Last summer's NBA championship run by the Toronto Raptors brought Canadians together in amazing ways. People of all ages, backgrounds, and interests were caught up in the fever coast-to-coast. The fanbase reflected Canadian diversity perfectly.
And now, with the start of a brand-new NBA season only weeks away, the Raps are keeping that message of diversity strong. They have released a branded sports hijab.
A hijab is the religious head covering worn by some Muslim girls and women. Over the last few years, more and more companies have been making sports versions for women who want to play sports but still honour their religion. (In fact, we've talked before about Thawrih, an Ottawa-based, company that make sports hijabs and turbans for Sikh males.)
But the Raptors hijab is a first in that it is officially branded with a team's official logo.
Growing community roots
The Raptors (and a lot of other NBA teams) already have a strong tradition of giving back the community and being involved.
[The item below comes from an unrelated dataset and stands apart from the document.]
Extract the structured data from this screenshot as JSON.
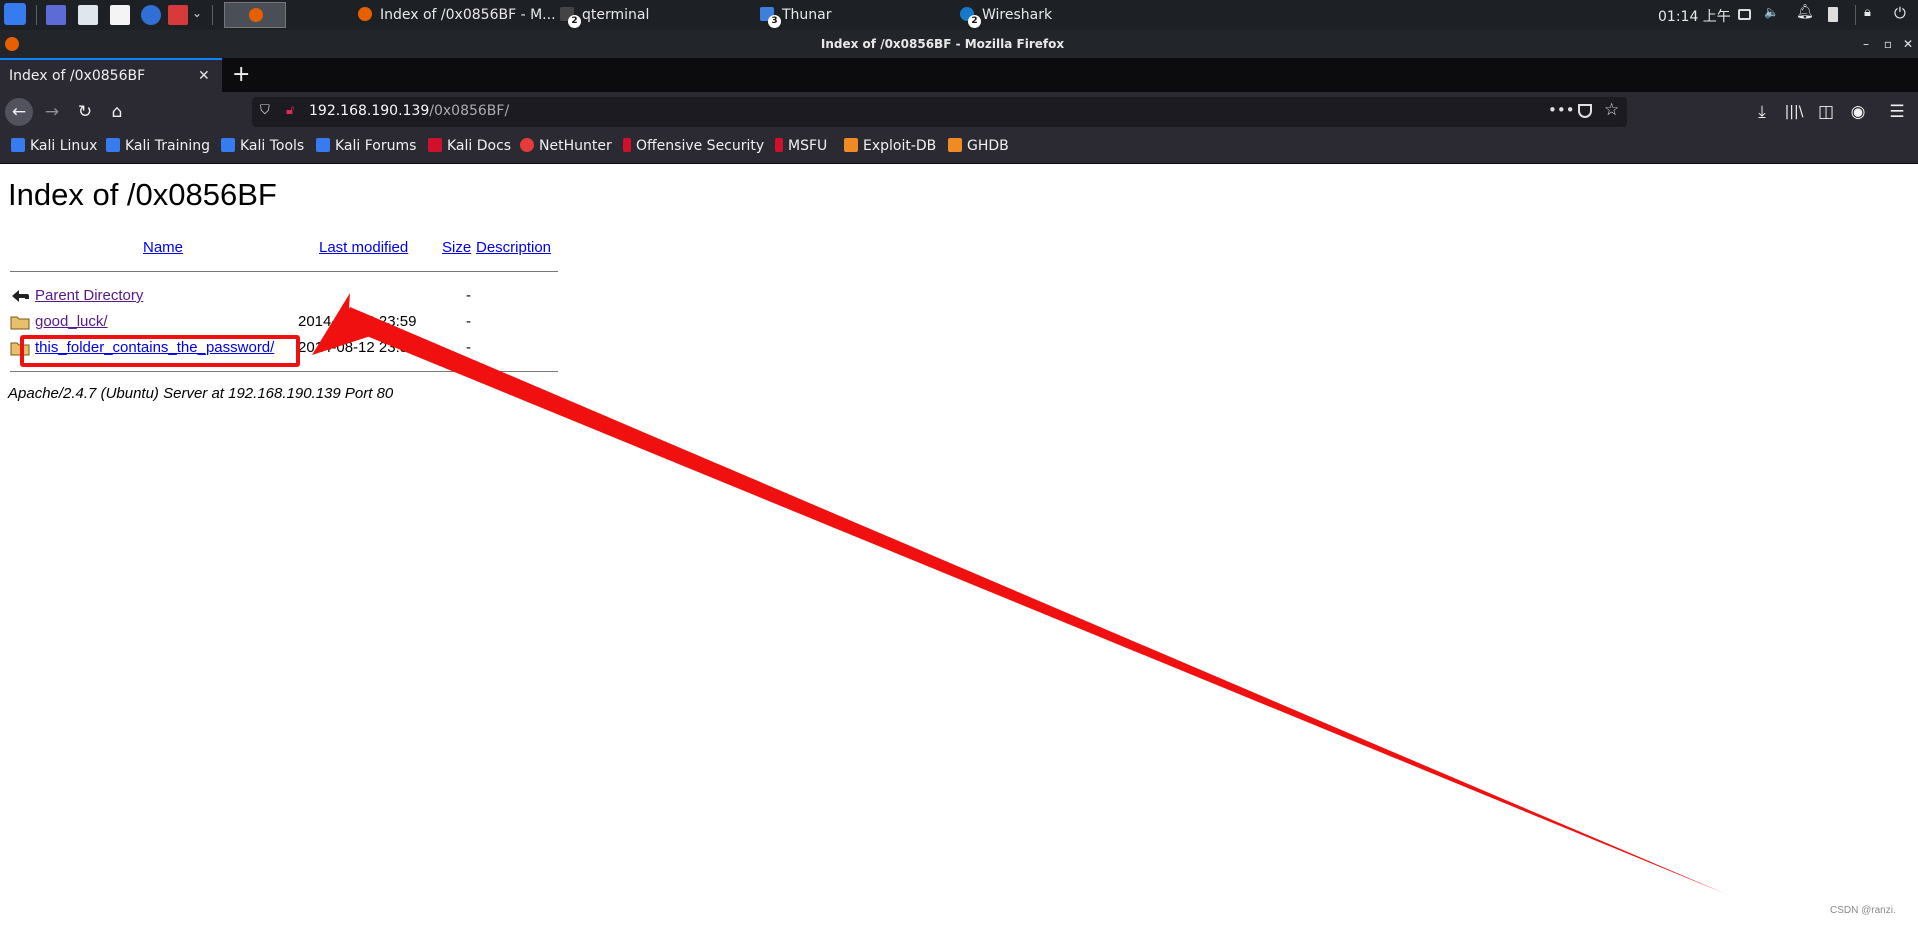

From charities to their now famous 'We The North' slogan and North City jerseys, this is one team that loves to show off its hometown pride.
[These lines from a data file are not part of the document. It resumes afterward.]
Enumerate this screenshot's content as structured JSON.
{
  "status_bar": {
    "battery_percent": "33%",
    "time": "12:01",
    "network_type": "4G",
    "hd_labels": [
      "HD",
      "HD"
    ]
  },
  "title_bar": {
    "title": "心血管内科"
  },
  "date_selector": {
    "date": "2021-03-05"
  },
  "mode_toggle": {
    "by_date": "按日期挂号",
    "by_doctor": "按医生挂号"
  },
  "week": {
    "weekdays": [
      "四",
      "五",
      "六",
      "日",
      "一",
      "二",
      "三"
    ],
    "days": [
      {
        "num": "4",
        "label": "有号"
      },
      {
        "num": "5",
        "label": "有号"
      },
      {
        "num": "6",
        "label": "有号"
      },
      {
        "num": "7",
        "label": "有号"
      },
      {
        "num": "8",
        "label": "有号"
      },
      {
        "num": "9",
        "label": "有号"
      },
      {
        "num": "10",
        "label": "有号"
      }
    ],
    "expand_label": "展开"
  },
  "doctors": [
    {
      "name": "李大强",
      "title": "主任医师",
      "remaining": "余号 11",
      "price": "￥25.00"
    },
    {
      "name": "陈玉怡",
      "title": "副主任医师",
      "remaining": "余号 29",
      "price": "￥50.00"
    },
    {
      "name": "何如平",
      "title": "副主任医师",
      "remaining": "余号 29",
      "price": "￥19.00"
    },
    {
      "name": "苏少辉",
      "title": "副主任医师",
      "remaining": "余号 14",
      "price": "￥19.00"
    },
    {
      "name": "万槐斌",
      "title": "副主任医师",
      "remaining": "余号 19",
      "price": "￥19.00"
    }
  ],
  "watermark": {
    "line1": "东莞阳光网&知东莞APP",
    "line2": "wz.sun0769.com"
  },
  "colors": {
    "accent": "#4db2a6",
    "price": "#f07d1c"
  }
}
Inspired by those brave enough to change the game.
— Toronto Raptors (@Raptors) September 13, 2019
As the first major North American pro sports team to do this, they are acknowledging Muslim fans in a unique way. And people are taking notice — especially Muslim women who feel grateful that their way of life is finally being acknowledged in sports culture.
I love this so much. This movement is huge b/c rather than saying their about inclusivity and diversity, they’re actually taking action and implementing it. As a Muslim women who wears the hijab and plays sports, I wanna say thank you and well done ❤️👏🏻
— Fatima Ingar (@Ingar43) September 13, 2019
Of course, not all comments about the Raptors hijab are complimentary. Some people don't like that the branded clothing — made by Nike — is perhaps just another way for companies to make money off the Raptors' diverse fanbase.
Meanwhile, others simply see the hijab as a form of female oppression — an article of clothing that some followers of Islam demand be worn by women. And in some Islam-majority countries, such as Iran and Saudi Arabia, women are fighting for the right to not have to wear clothing like the hijab.
But the people who are most excited about the Raptors hijab? Young Muslim Canadian women who say that they wear hijabs by choice. Growing up in Canada, they have a different perspective on the hijab.
Just sent off my 14 year old daughter to her Pakman Volleyball tryouts in this Nike Hijab since she decided this year to start wearing a Hijab. Thank you @Raptors @Nike for supporting our hijabi girls. #WeTheNorth https://t.co/3FGHnQqrQm
— HMousa (@hebamousa83) September 13, 2019
Whatever opinion you might have, this is definitely something that we don't get often: a piece of athletic clothing leading a conversation about personal choices and religious freedoms. Let's go, Raptors!